Pria itu tampak lebih lemah dibandingkan saat Zoe meninggalkannya, tapi matanya sedikit terbuka ketika Zoe mendekat.
"Zoe, kau pasti lelah," suara Maximus terdengar serak, hampir seperti bisikan.
"Hanya sedikit. Kau terlihat pucat. Aku akan mengganti perbanmu," jawab Zoe sambil meletakkan kantong belanjaannya di atas meja kayu yang reyot.
Kemudian wanita itu memeriksa suhu tubuh Maximus yang ternyata demam.
“Kau demam. Aku kembali dengan beberapa obat, makanan, dan pakaian untukmu. Semoga kau segera membaik.”
Maximus berusaha tersenyum, meskipun ekspresinya terlihat lemah. "Terima kasih.”
Zoe hanya mengangguk. Dengan sigap, Zoe mulai mengeluarkan isi kantong belanjaannya.
Ia membuka perban dan antiseptik, kemudian duduk di samping Maximus untuk memeriksa lukanya.
Luka itu masih tampak buruk, tapi setidaknya tidak ada tanda-tanda infeksi serius.
Zoe membersihkan luka tersebut dengan hati-hati menggunakan cairan saline, lalu membalutnya dengan perban yang baru setelah memberinya obat.

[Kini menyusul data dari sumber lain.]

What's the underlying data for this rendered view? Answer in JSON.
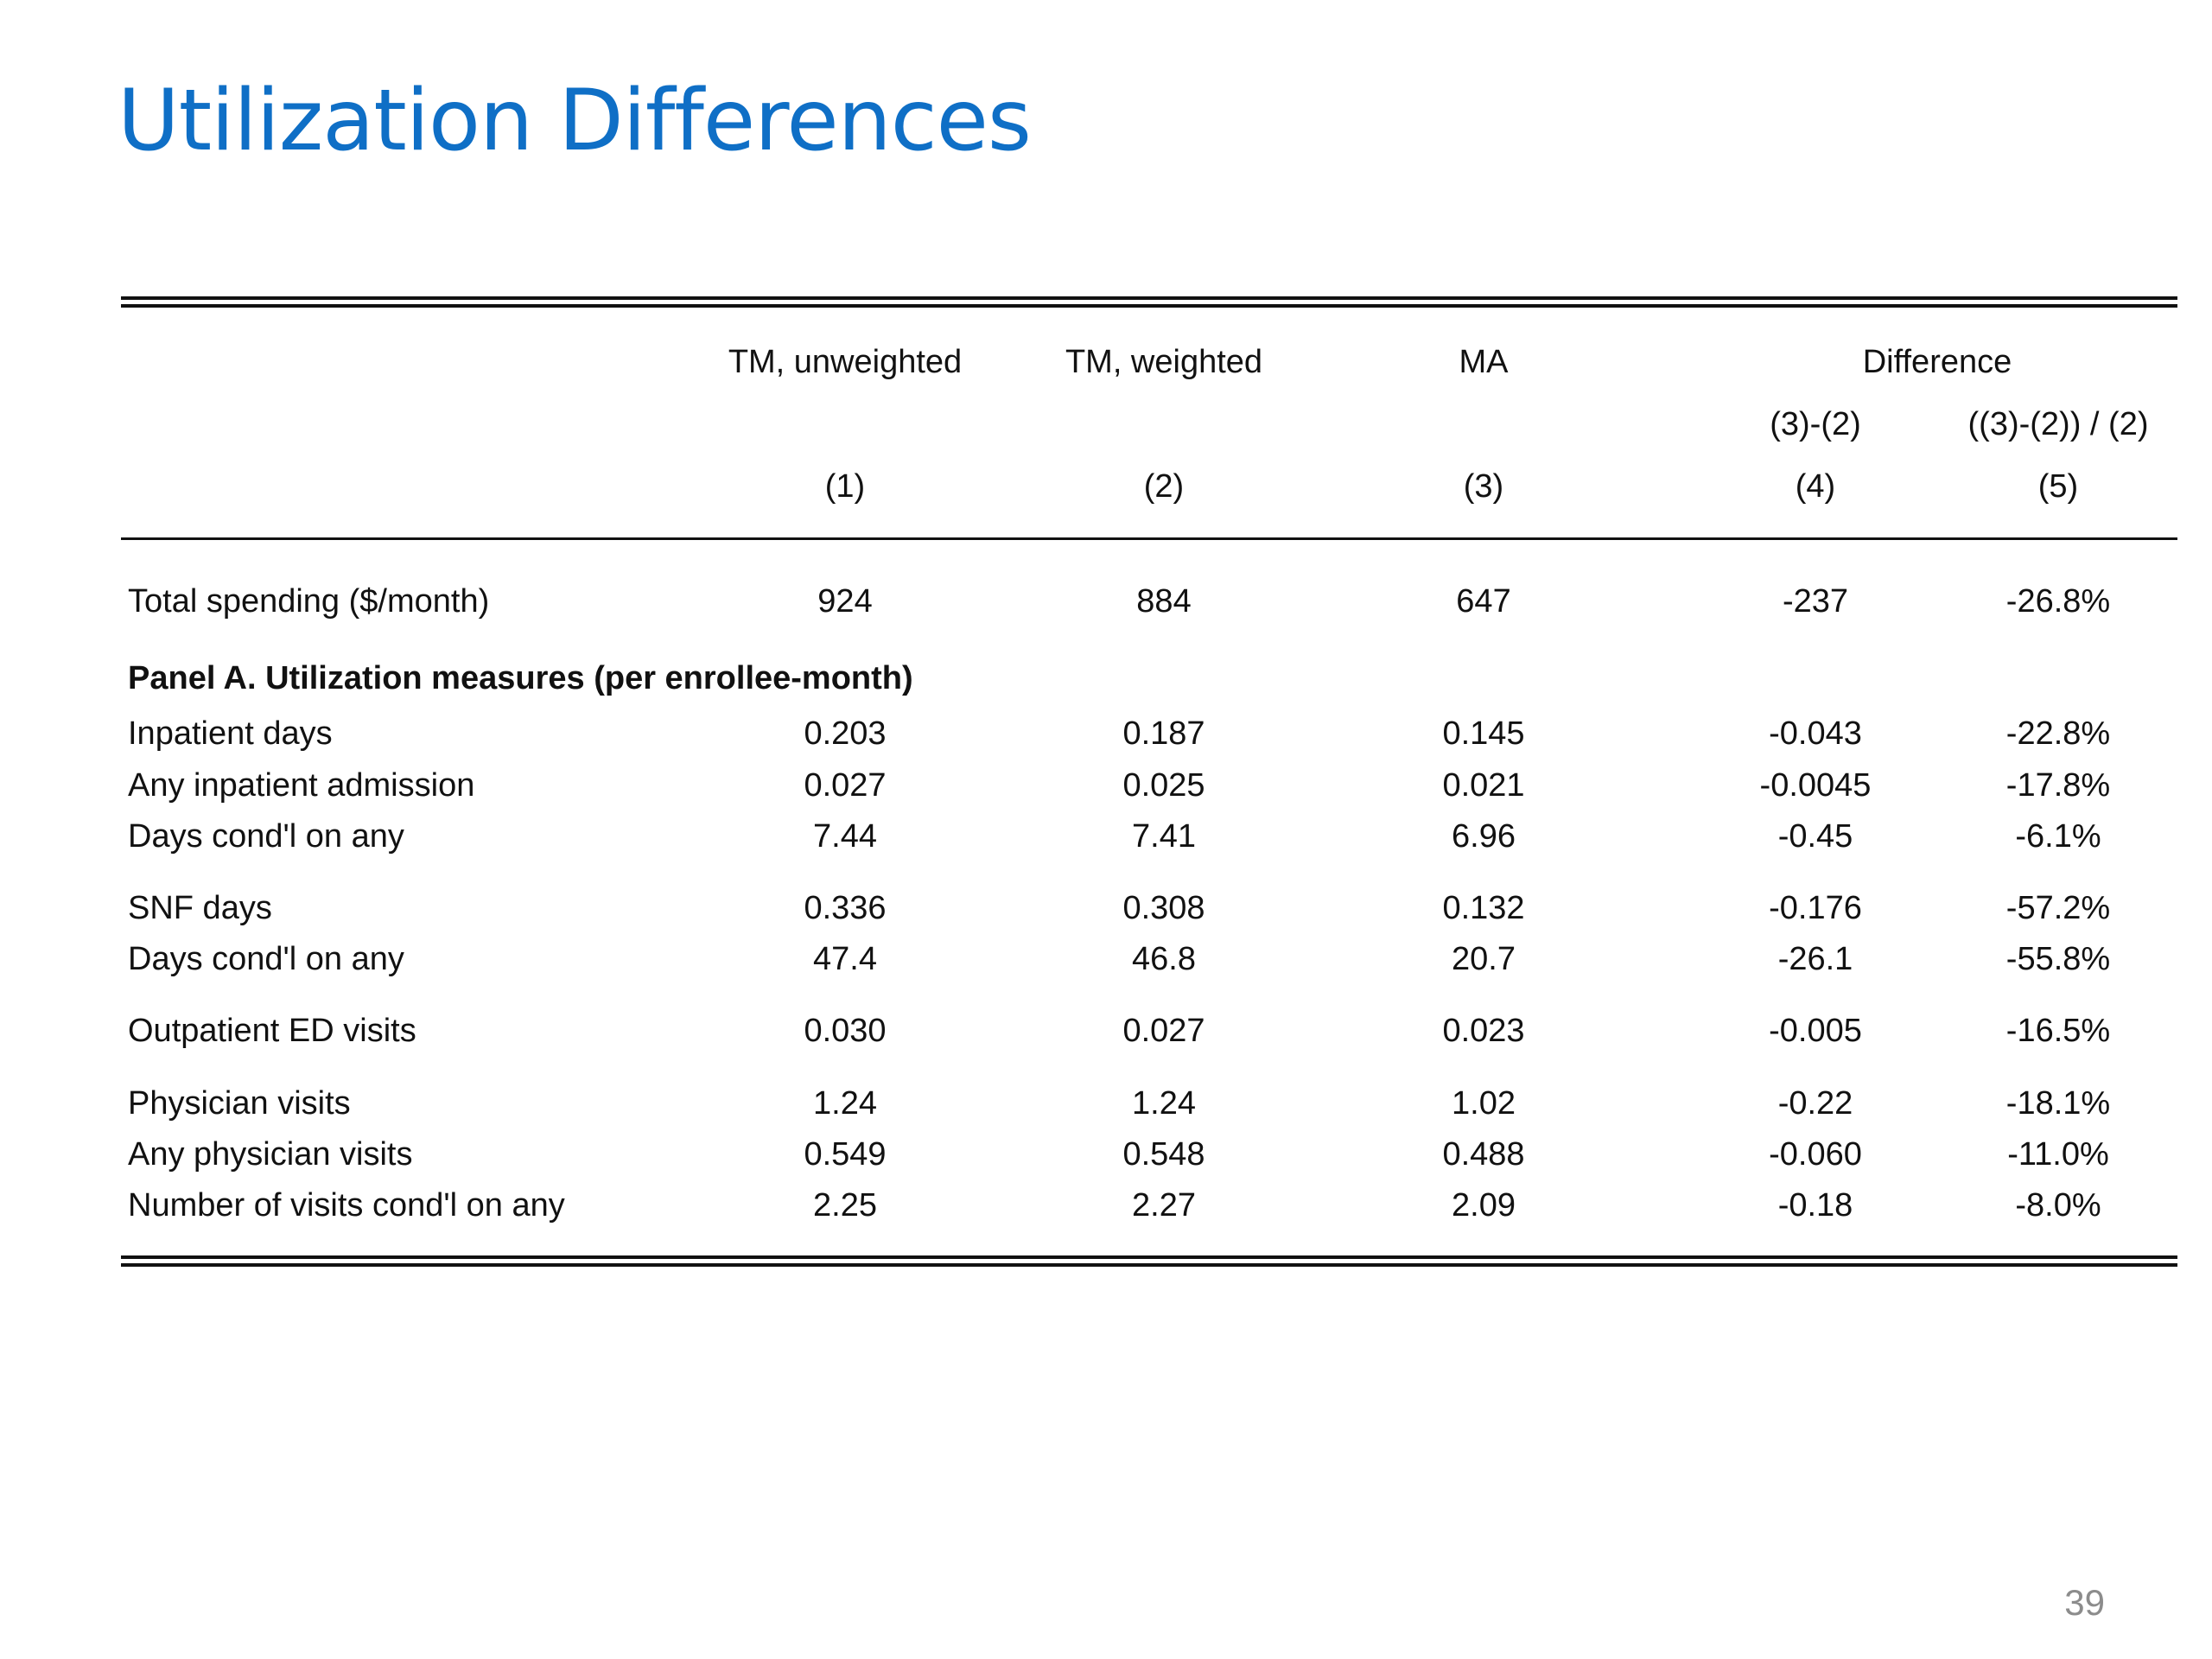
{
  "title": "Utilization Differences",
  "colors": {
    "title": "#0f6fc6",
    "text": "#111111",
    "page_number": "#8c8c8c"
  },
  "table": {
    "header": {
      "col1": "TM, unweighted",
      "col2": "TM, weighted",
      "col3": "MA",
      "difference_group": "Difference",
      "col4_sub": "(3)-(2)",
      "col5_sub": "((3)-(2)) / (2)",
      "numbers": [
        "(1)",
        "(2)",
        "(3)",
        "(4)",
        "(5)"
      ]
    },
    "total_row": {
      "label": "Total spending ($/month)",
      "values": [
        "924",
        "884",
        "647",
        "-237",
        "-26.8%"
      ]
    },
    "panel_a_heading": "Panel A. Utilization measures (per enrollee-month)",
    "rows": [
      {
        "label": "Inpatient days",
        "values": [
          "0.203",
          "0.187",
          "0.145",
          "-0.043",
          "-22.8%"
        ]
      },
      {
        "label": "Any inpatient admission",
        "values": [
          "0.027",
          "0.025",
          "0.021",
          "-0.0045",
          "-17.8%"
        ]
      },
      {
        "label": "Days cond'l on any",
        "values": [
          "7.44",
          "7.41",
          "6.96",
          "-0.45",
          "-6.1%"
        ]
      },
      {
        "label": "SNF days",
        "values": [
          "0.336",
          "0.308",
          "0.132",
          "-0.176",
          "-57.2%"
        ]
      },
      {
        "label": "Days cond'l on any",
        "values": [
          "47.4",
          "46.8",
          "20.7",
          "-26.1",
          "-55.8%"
        ]
      },
      {
        "label": "Outpatient ED visits",
        "values": [
          "0.030",
          "0.027",
          "0.023",
          "-0.005",
          "-16.5%"
        ]
      },
      {
        "label": "Physician visits",
        "values": [
          "1.24",
          "1.24",
          "1.02",
          "-0.22",
          "-18.1%"
        ]
      },
      {
        "label": "Any physician visits",
        "values": [
          "0.549",
          "0.548",
          "0.488",
          "-0.060",
          "-11.0%"
        ]
      },
      {
        "label": "Number of visits cond'l on any",
        "values": [
          "2.25",
          "2.27",
          "2.09",
          "-0.18",
          "-8.0%"
        ]
      }
    ]
  },
  "page_number": "39"
}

Maximus terlihat tak merasa kesakitan, seolah itu hal yang biasa baginya. Setelah itu, Zoe membersihkan tubuh Maximus dengan handuk basah yang dicelupkan pada air yang dia bawa tadi.
“Aku juga membawa pakaian baru dan selimut," kata Zoe sambil menunjuk kantong berisi pakaian di sudut ruangan. "Aku akan membantumu untuk memakainya nanti."
Maximus mengangguk lemah, lalu berusaha duduk lebih tegak dengan bantuan Zoe. "Terima kasih.”
Zoe mengangkat alisnya. "Bisakah kau tak selalu mengatakan itu?”
Maximus terdiam sejenak, tatapannya terarah ke netra indah Zoe yang cukup dekat dengannya. “Apakah keluargamu tak masalah jika kau di sini?”
“Aku tinggal sendirian. Tak ada yang menungguku pulang,” sahut Zoe melanjutkan pekerjaannya.
“Di mana keluargamu?” tanya Maximus.
“Ayah dan ibuku bercerai dan memiliki keluarga baru. Aku hanya sendirian selama ini dan aku sudah biasa dengan hal itu. Aku lelah bergantian tinggal dengan mereka. Jadi, aku memutuskan untuk pergi dari mereka ketika remaja. Dan suatu saat, nenekku memberikan warisannya padaku. Setidaknya aku bisa hidup sampai sekarang.” Zoe memaparkannya dengan santai, namun ada kesan sedih dalam ekspresinya.
Zoe kemudian membuka kompor portabel yang dibelinya dan mulai menyiapkan sup hangat.
Aroma sup perlahan-lahan mengisi ruangan yang dingin itu, membawa sedikit kehangatan.
Maximus berusaha meneguk beberapa sendok, meskipun nafsu makannya masih tampak kurang.
"Kau butuh banyak energi untuk sembuh," kata Zoe sambil menyodorkan sendok berisi sup ke arahnya.
Maximus tersenyum kecil. "Kau hidup sendirian? Tanpa teman atau mungkin pacar?”
Zoe hanya tertawa kecil dan menggelengkan kepalanya. "Aku fokus pada pekerjaanku dan kuliah lanjutanku nanti.”
“Terkadang hidup sendiri lebih nyaman dan bebas, ya kan?” lanjut Zoe.
“Hmm, kau benar.” Maximus mengangguk setuju.
Setelah memastikan Maximus cukup makan dan merasa lebih nyaman, Zoe akhirnya duduk di sudut ruangan, mengamati pria itu yang kini memandang ke langit-langit lembab itu.
Rumah tua itu kembali sunyi, hanya suara angin di luar yang terdengar samar.